Uncertain about your own prospects for new employment? In pursuit of career happiness?

This July, we are an anxious nation with collective concerns: for the third straight month, Gallup reports that concerns over the economy/jobs/recession occupy the “top spot” of most Americans' worry list.

Economic concerns aside, a key component to happiness is independence. A recent "World Happiness" study reveals a strong correlation between happiness and democracy. Study Director Ronald Ingelhart concludes, "Ultimately, the most important determinant of happiness is the extent to which people have free choice in how to live their lives."

In the spirit of Independence Day, how do we pursue career independence in an uncertain economy?

There's no definitive answer, but here is one solution based on a common theme: focus on your strengths in both your existing work and in your job search! Regardless of whether you choose to pursue a new work opportunity or renegotiate a current position based on your core competencies; you may find that focusing on enhancing your strengths gives you a greater feeling of independence, career satisfaction, and freedom than continually trying to rehabilitate each and everyone of your weaknesses.
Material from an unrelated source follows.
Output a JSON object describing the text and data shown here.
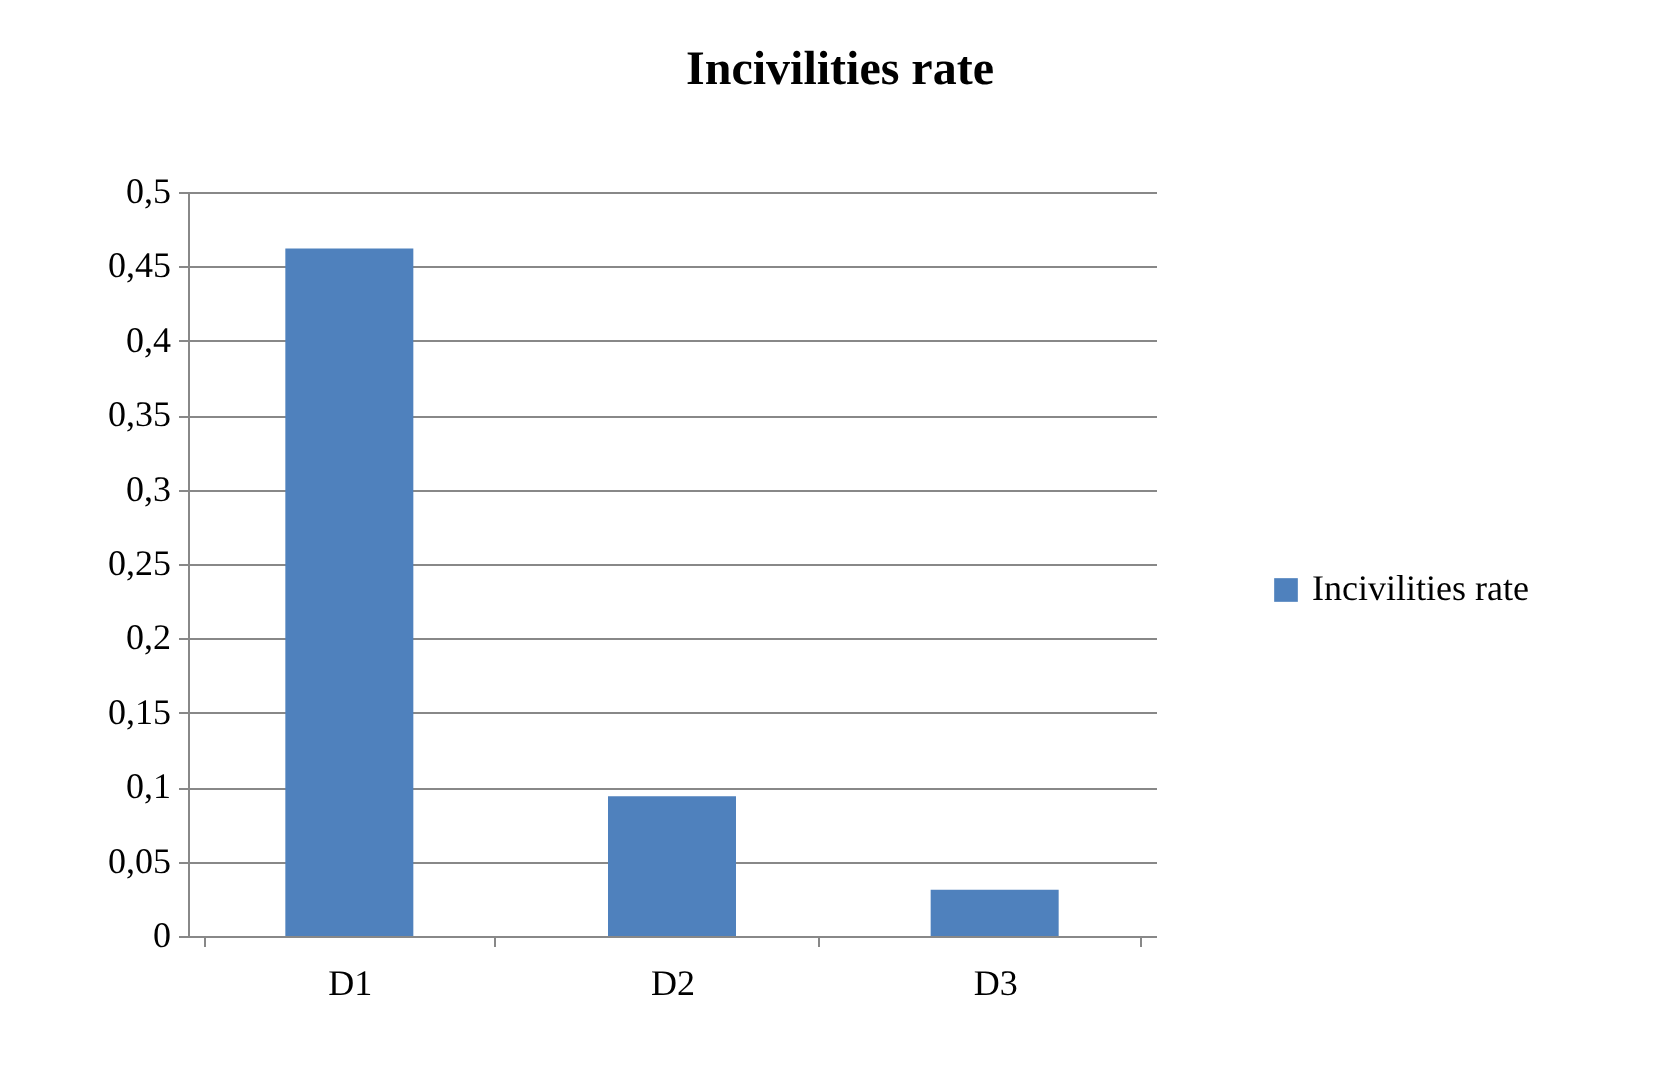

I don’t advocate that you give up trying to gain more experience or skills that help you improve upon areas of weakness, but I do believe that it is generally easier--and may be less time consuming--to focus more on what you do well!

Here are three tips to approach your work from this vantage point:

  • Isolate your strengths, and then develop a strategy to pursue new opportunities that allow you to leverage those strengths. Ask yourself what skills and experiences come easiest to you. Here’s a metaphor: If you write with your left hand, and you're in a job that feels as if you have to write with your right hand all day--you may be in the wrong position! (Alternatively, you may be able to work with your colleagues to redesign your position so that it plays more to your strengths.)
  • Need an outside opinion? Consider working with a career counselor or taking an external assessment to identify what skills come easiest to you. Access to an online version of one popular assessment, the Clifton StrengthsFinder, is included with the purchase of several books including StrengthsFinder 2.0, and How Full is Your Bucket?
  • Once you pinpoint what comes easiest to you, ask yourself, "Is my current situation one which could be made more enjoyable if aspects of the position were changed?" Develop strategies to utilize those skills more in your current work--and market them in your job search.